Eight years ago, I started my first job as a Marketing/Publicity Assistant at Clarion Books, which I talked about here, this time last year. A lot's changed in those eight years, even though it's not really all that long ago at all! Somewhere in the eight years, I moved over to HarperCollins, and I was also finally able to make the shift from marketing/publicity into editing, which was so very worth all the scrambling and persistence and backtracking and side-stepping it took to get there. But beyond that, back when I started, publishing's landscape looked pretty different: there were hardly any blogs, there was no Facebook, no Twitter, and even author/illustrator websites were a relatively new phenomenon. There wasn't daily talk of e-books, or e-readers, or digital publishing efforts, either. As we all are, eight years later, I'm currently watching this industry re-invent itself from the inside-out, and I suspect it won't be the last time I do so in my career. But the thing that mattered most to me when I started that job eight years ago is the same thing that matters most to me today: there were books, incredible ones. (And I got to work on them! And they paid me to do it!) And there were stories, as there always have been and always will be. And there was a long-standing community: a brilliant, welcoming, intensely passionate and intelligent community of authors and illustrators and librarians and literary agents and educators and booksellers and publishing folk and readers. Eight years later, I find so much inspiration and meaning in being a part of that community, and in this Dream Job of mine, which is so much about connections, about passions, about ideas, about children and teens and the books that shape them--and that shape all of us, too, as we go about making them.

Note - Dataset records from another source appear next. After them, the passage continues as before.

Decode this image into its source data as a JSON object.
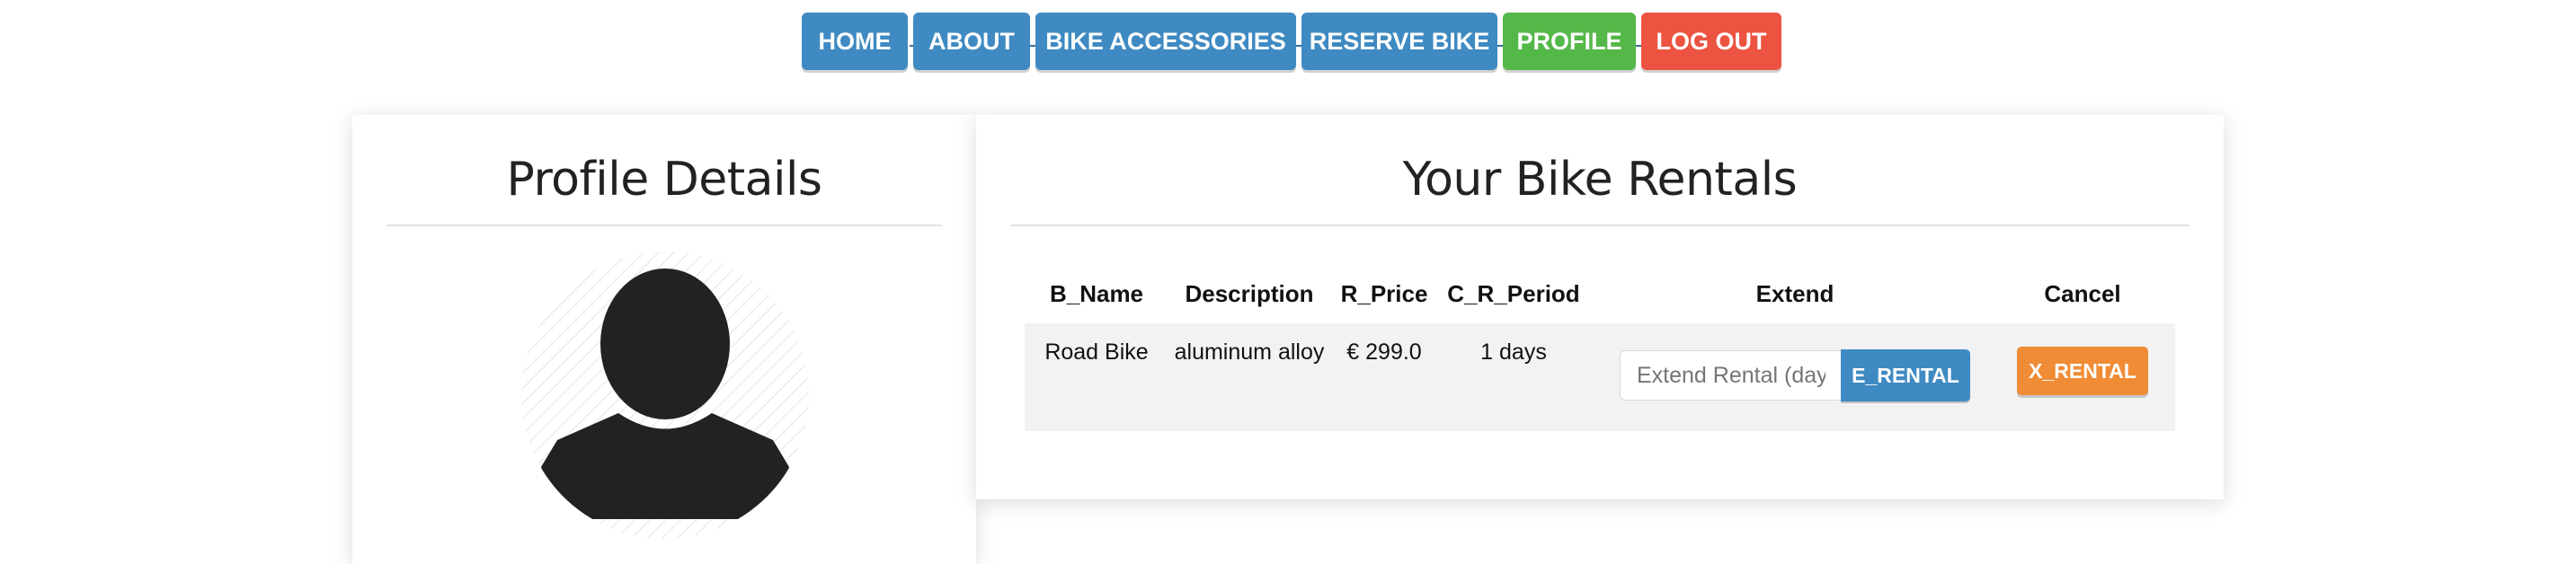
{
  "nav": {
    "home": "HOME",
    "about": "ABOUT",
    "bike_accessories": "BIKE ACCESSORIES",
    "reserve_bike": "RESERVE BIKE",
    "profile": "PROFILE",
    "logout": "LOG OUT"
  },
  "colors": {
    "nav_blue": "#3f8ac2",
    "nav_active_green": "#54b848",
    "logout_red": "#ec5441",
    "cancel_orange": "#f08c36"
  },
  "profile": {
    "title": "Profile Details",
    "avatar_icon": "user-silhouette-icon"
  },
  "rentals": {
    "title": "Your Bike Rentals",
    "columns": [
      "B_Name",
      "Description",
      "R_Price",
      "C_R_Period",
      "Extend",
      "Cancel"
    ],
    "rows": [
      {
        "name": "Road Bike",
        "description": "aluminum alloy",
        "price": "€ 299.0",
        "period": "1 days",
        "extend_placeholder": "Extend Rental (days)",
        "extend_button": "E_RENTAL",
        "cancel_button": "X_RENTAL"
      }
    ]
  }
}
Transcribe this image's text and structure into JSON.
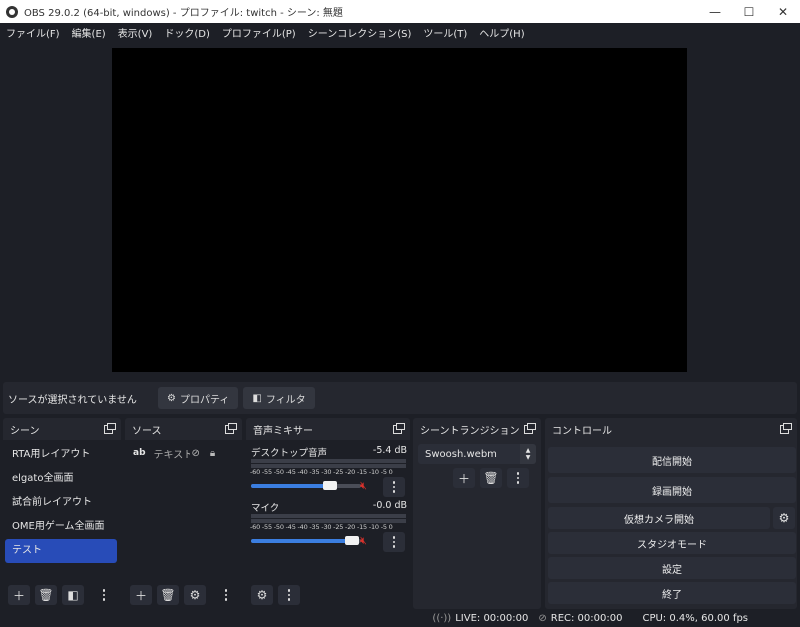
{
  "window": {
    "title": "OBS 29.0.2 (64-bit, windows) - プロファイル: twitch - シーン: 無題",
    "minimize": "—",
    "maximize": "☐",
    "close": "✕"
  },
  "menu": [
    "ファイル(F)",
    "編集(E)",
    "表示(V)",
    "ドック(D)",
    "プロファイル(P)",
    "シーンコレクション(S)",
    "ツール(T)",
    "ヘルプ(H)"
  ],
  "context_bar": {
    "no_source": "ソースが選択されていません",
    "properties": "プロパティ",
    "filters": "フィルタ"
  },
  "scenes": {
    "title": "シーン",
    "items": [
      "RTA用レイアウト",
      "elgato全画面",
      "試合前レイアウト",
      "OME用ゲーム全画面",
      "テスト"
    ],
    "selected_index": 4
  },
  "sources": {
    "title": "ソース",
    "items": [
      {
        "type": "ab",
        "name": "テキスト (GI"
      }
    ]
  },
  "mixer": {
    "title": "音声ミキサー",
    "scale": "-60 -55 -50 -45 -40 -35 -30 -25 -20 -15 -10 -5  0",
    "channels": [
      {
        "name": "デスクトップ音声",
        "db": "-5.4 dB",
        "volume": 0.72,
        "muted": true
      },
      {
        "name": "マイク",
        "db": "-0.0 dB",
        "volume": 0.92,
        "muted": true
      }
    ]
  },
  "transitions": {
    "title": "シーントランジション",
    "selected": "Swoosh.webm"
  },
  "controls": {
    "title": "コントロール",
    "start_streaming": "配信開始",
    "start_recording": "録画開始",
    "start_virtual_camera": "仮想カメラ開始",
    "studio_mode": "スタジオモード",
    "settings": "設定",
    "exit": "終了"
  },
  "status": {
    "live": "LIVE: 00:00:00",
    "rec": "REC: 00:00:00",
    "cpu": "CPU: 0.4%, 60.00 fps"
  }
}
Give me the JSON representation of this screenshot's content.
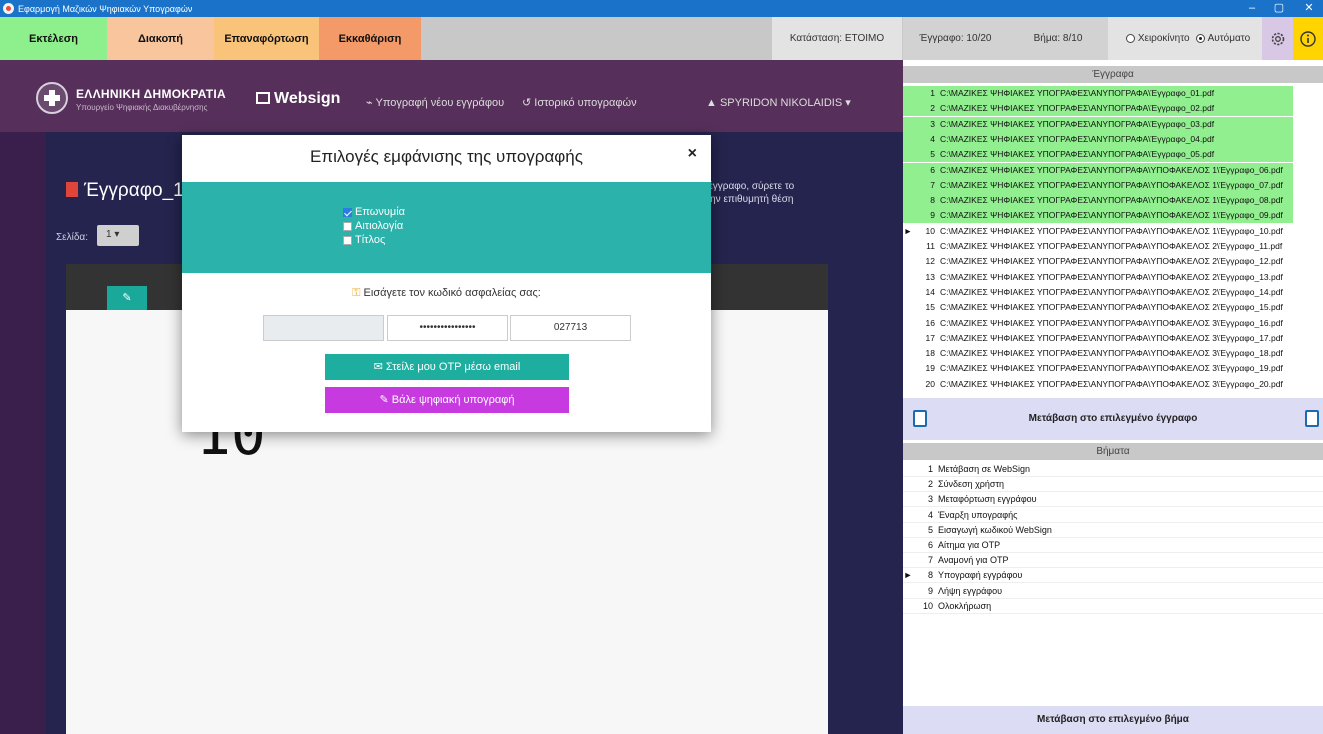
{
  "window": {
    "title": "Εφαρμογή Μαζικών Ψηφιακών Υπογραφών",
    "controls": {
      "minimize": "–",
      "maximize": "▢",
      "close": "✕"
    }
  },
  "toolbar": {
    "run": "Εκτέλεση",
    "stop": "Διακοπή",
    "reload": "Επαναφόρτωση",
    "clear": "Εκκαθάριση",
    "status": "Κατάσταση: ΕΤΟΙΜΟ",
    "doc_counter": "Έγγραφο: 10/20",
    "step_counter": "Βήμα: 8/10",
    "mode_manual": "Χειροκίνητο",
    "mode_auto": "Αυτόματο",
    "selected_mode": "auto",
    "colors": {
      "run": "#8ef08c",
      "stop": "#f9c59d",
      "reload": "#f9c47a",
      "clear": "#f39a68",
      "gear_bg": "#d8c8e6",
      "info_bg": "#ffd400"
    }
  },
  "web": {
    "gov_title": "ΕΛΛΗΝΙΚΗ ΔΗΜΟΚΡΑΤΙΑ",
    "gov_subtitle": "Υπουργείο Ψηφιακής Διακυβέρνησης",
    "brand": "Websign",
    "nav_new": "⌁ Υπογραφή νέου εγγράφου",
    "nav_history": "↺ Ιστορικό υπογραφών",
    "user": "▲ SPYRIDON NIKOLAIDIS ▾",
    "doc_title": "Έγγραφο_1",
    "page_label": "Σελίδα:",
    "page_value": "1",
    "drag_hint_1": "ο έγγραφο, σύρετε το",
    "drag_hint_2": "στην επιθυμητή θέση",
    "edit_icon": "✎",
    "page_big_number": "10"
  },
  "modal": {
    "title": "Επιλογές εμφάνισης της υπογραφής",
    "close": "×",
    "checkboxes": [
      {
        "label": "Επωνυμία",
        "checked": true
      },
      {
        "label": "Αιτιολογία",
        "checked": false
      },
      {
        "label": "Τίτλος",
        "checked": false
      }
    ],
    "password_prompt": "Εισάγετε τον κωδικό ασφαλείας σας:",
    "password_masked": "••••••••••••••••",
    "otp_value": "027713",
    "send_otp_button": "✉ Στείλε μου OTP μέσω email",
    "sign_button": "✎ Βάλε ψηφιακή υπογραφή",
    "colors": {
      "teal": "#2bb2aa",
      "otp_btn": "#1eaea0",
      "sign_btn": "#c63ae0"
    }
  },
  "documents": {
    "header": "Έγγραφα",
    "current_index": 10,
    "rows": [
      {
        "n": "1",
        "path": "C:\\ΜΑΖΙΚΕΣ ΨΗΦΙΑΚΕΣ ΥΠΟΓΡΑΦΕΣ\\ΑΝΥΠΟΓΡΑΦΑ\\Έγγραφο_01.pdf"
      },
      {
        "n": "2",
        "path": "C:\\ΜΑΖΙΚΕΣ ΨΗΦΙΑΚΕΣ ΥΠΟΓΡΑΦΕΣ\\ΑΝΥΠΟΓΡΑΦΑ\\Έγγραφο_02.pdf"
      },
      {
        "n": "3",
        "path": "C:\\ΜΑΖΙΚΕΣ ΨΗΦΙΑΚΕΣ ΥΠΟΓΡΑΦΕΣ\\ΑΝΥΠΟΓΡΑΦΑ\\Έγγραφο_03.pdf"
      },
      {
        "n": "4",
        "path": "C:\\ΜΑΖΙΚΕΣ ΨΗΦΙΑΚΕΣ ΥΠΟΓΡΑΦΕΣ\\ΑΝΥΠΟΓΡΑΦΑ\\Έγγραφο_04.pdf"
      },
      {
        "n": "5",
        "path": "C:\\ΜΑΖΙΚΕΣ ΨΗΦΙΑΚΕΣ ΥΠΟΓΡΑΦΕΣ\\ΑΝΥΠΟΓΡΑΦΑ\\Έγγραφο_05.pdf"
      },
      {
        "n": "6",
        "path": "C:\\ΜΑΖΙΚΕΣ ΨΗΦΙΑΚΕΣ ΥΠΟΓΡΑΦΕΣ\\ΑΝΥΠΟΓΡΑΦΑ\\ΥΠΟΦΑΚΕΛΟΣ 1\\Έγγραφο_06.pdf"
      },
      {
        "n": "7",
        "path": "C:\\ΜΑΖΙΚΕΣ ΨΗΦΙΑΚΕΣ ΥΠΟΓΡΑΦΕΣ\\ΑΝΥΠΟΓΡΑΦΑ\\ΥΠΟΦΑΚΕΛΟΣ 1\\Έγγραφο_07.pdf"
      },
      {
        "n": "8",
        "path": "C:\\ΜΑΖΙΚΕΣ ΨΗΦΙΑΚΕΣ ΥΠΟΓΡΑΦΕΣ\\ΑΝΥΠΟΓΡΑΦΑ\\ΥΠΟΦΑΚΕΛΟΣ 1\\Έγγραφο_08.pdf"
      },
      {
        "n": "9",
        "path": "C:\\ΜΑΖΙΚΕΣ ΨΗΦΙΑΚΕΣ ΥΠΟΓΡΑΦΕΣ\\ΑΝΥΠΟΓΡΑΦΑ\\ΥΠΟΦΑΚΕΛΟΣ 1\\Έγγραφο_09.pdf"
      },
      {
        "n": "10",
        "path": "C:\\ΜΑΖΙΚΕΣ ΨΗΦΙΑΚΕΣ ΥΠΟΓΡΑΦΕΣ\\ΑΝΥΠΟΓΡΑΦΑ\\ΥΠΟΦΑΚΕΛΟΣ 1\\Έγγραφο_10.pdf"
      },
      {
        "n": "11",
        "path": "C:\\ΜΑΖΙΚΕΣ ΨΗΦΙΑΚΕΣ ΥΠΟΓΡΑΦΕΣ\\ΑΝΥΠΟΓΡΑΦΑ\\ΥΠΟΦΑΚΕΛΟΣ 2\\Έγγραφο_11.pdf"
      },
      {
        "n": "12",
        "path": "C:\\ΜΑΖΙΚΕΣ ΨΗΦΙΑΚΕΣ ΥΠΟΓΡΑΦΕΣ\\ΑΝΥΠΟΓΡΑΦΑ\\ΥΠΟΦΑΚΕΛΟΣ 2\\Έγγραφο_12.pdf"
      },
      {
        "n": "13",
        "path": "C:\\ΜΑΖΙΚΕΣ ΨΗΦΙΑΚΕΣ ΥΠΟΓΡΑΦΕΣ\\ΑΝΥΠΟΓΡΑΦΑ\\ΥΠΟΦΑΚΕΛΟΣ 2\\Έγγραφο_13.pdf"
      },
      {
        "n": "14",
        "path": "C:\\ΜΑΖΙΚΕΣ ΨΗΦΙΑΚΕΣ ΥΠΟΓΡΑΦΕΣ\\ΑΝΥΠΟΓΡΑΦΑ\\ΥΠΟΦΑΚΕΛΟΣ 2\\Έγγραφο_14.pdf"
      },
      {
        "n": "15",
        "path": "C:\\ΜΑΖΙΚΕΣ ΨΗΦΙΑΚΕΣ ΥΠΟΓΡΑΦΕΣ\\ΑΝΥΠΟΓΡΑΦΑ\\ΥΠΟΦΑΚΕΛΟΣ 2\\Έγγραφο_15.pdf"
      },
      {
        "n": "16",
        "path": "C:\\ΜΑΖΙΚΕΣ ΨΗΦΙΑΚΕΣ ΥΠΟΓΡΑΦΕΣ\\ΑΝΥΠΟΓΡΑΦΑ\\ΥΠΟΦΑΚΕΛΟΣ 3\\Έγγραφο_16.pdf"
      },
      {
        "n": "17",
        "path": "C:\\ΜΑΖΙΚΕΣ ΨΗΦΙΑΚΕΣ ΥΠΟΓΡΑΦΕΣ\\ΑΝΥΠΟΓΡΑΦΑ\\ΥΠΟΦΑΚΕΛΟΣ 3\\Έγγραφο_17.pdf"
      },
      {
        "n": "18",
        "path": "C:\\ΜΑΖΙΚΕΣ ΨΗΦΙΑΚΕΣ ΥΠΟΓΡΑΦΕΣ\\ΑΝΥΠΟΓΡΑΦΑ\\ΥΠΟΦΑΚΕΛΟΣ 3\\Έγγραφο_18.pdf"
      },
      {
        "n": "19",
        "path": "C:\\ΜΑΖΙΚΕΣ ΨΗΦΙΑΚΕΣ ΥΠΟΓΡΑΦΕΣ\\ΑΝΥΠΟΓΡΑΦΑ\\ΥΠΟΦΑΚΕΛΟΣ 3\\Έγγραφο_19.pdf"
      },
      {
        "n": "20",
        "path": "C:\\ΜΑΖΙΚΕΣ ΨΗΦΙΑΚΕΣ ΥΠΟΓΡΑΦΕΣ\\ΑΝΥΠΟΓΡΑΦΑ\\ΥΠΟΦΑΚΕΛΟΣ 3\\Έγγραφο_20.pdf"
      }
    ],
    "completed_count": 9,
    "goto_button": "Μετάβαση στο επιλεγμένο έγγραφο"
  },
  "steps": {
    "header": "Βήματα",
    "current_index": 8,
    "rows": [
      {
        "n": "1",
        "label": "Μετάβαση σε WebSign"
      },
      {
        "n": "2",
        "label": "Σύνδεση χρήστη"
      },
      {
        "n": "3",
        "label": "Μεταφόρτωση εγγράφου"
      },
      {
        "n": "4",
        "label": "Έναρξη υπογραφής"
      },
      {
        "n": "5",
        "label": "Εισαγωγή κωδικού WebSign"
      },
      {
        "n": "6",
        "label": "Αίτημα για OTP"
      },
      {
        "n": "7",
        "label": "Αναμονή για OTP"
      },
      {
        "n": "8",
        "label": "Υπογραφή εγγράφου"
      },
      {
        "n": "9",
        "label": "Λήψη εγγράφου"
      },
      {
        "n": "10",
        "label": "Ολοκλήρωση"
      }
    ],
    "goto_button": "Μετάβαση στο επιλεγμένο βήμα"
  }
}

This eighth year in publishing is an especially important one for me, because it's the first year in which books that I acquired as an editor (rather than ones that I assisted another, more senior-level editor on, or that I marketed/publicized, back in my previous role) will begin hitting the shelves. In months to come, as their publication dates approach, I'll be sharing some stories of acquiring those books, and of working with their tremendously talented creators--"editorial love stories," if you will, and I hope as readers, many of you will be as enchanted and thrilled and moved by reading those books as I've been during their making.
For now, though, I'm just quietly, abundantly grateful. This business of making books for young readers is one that I believe in with my whole heart, and I'm constantly proud and humbled to be a part of it. Thanks to all of you, who are part of it, too.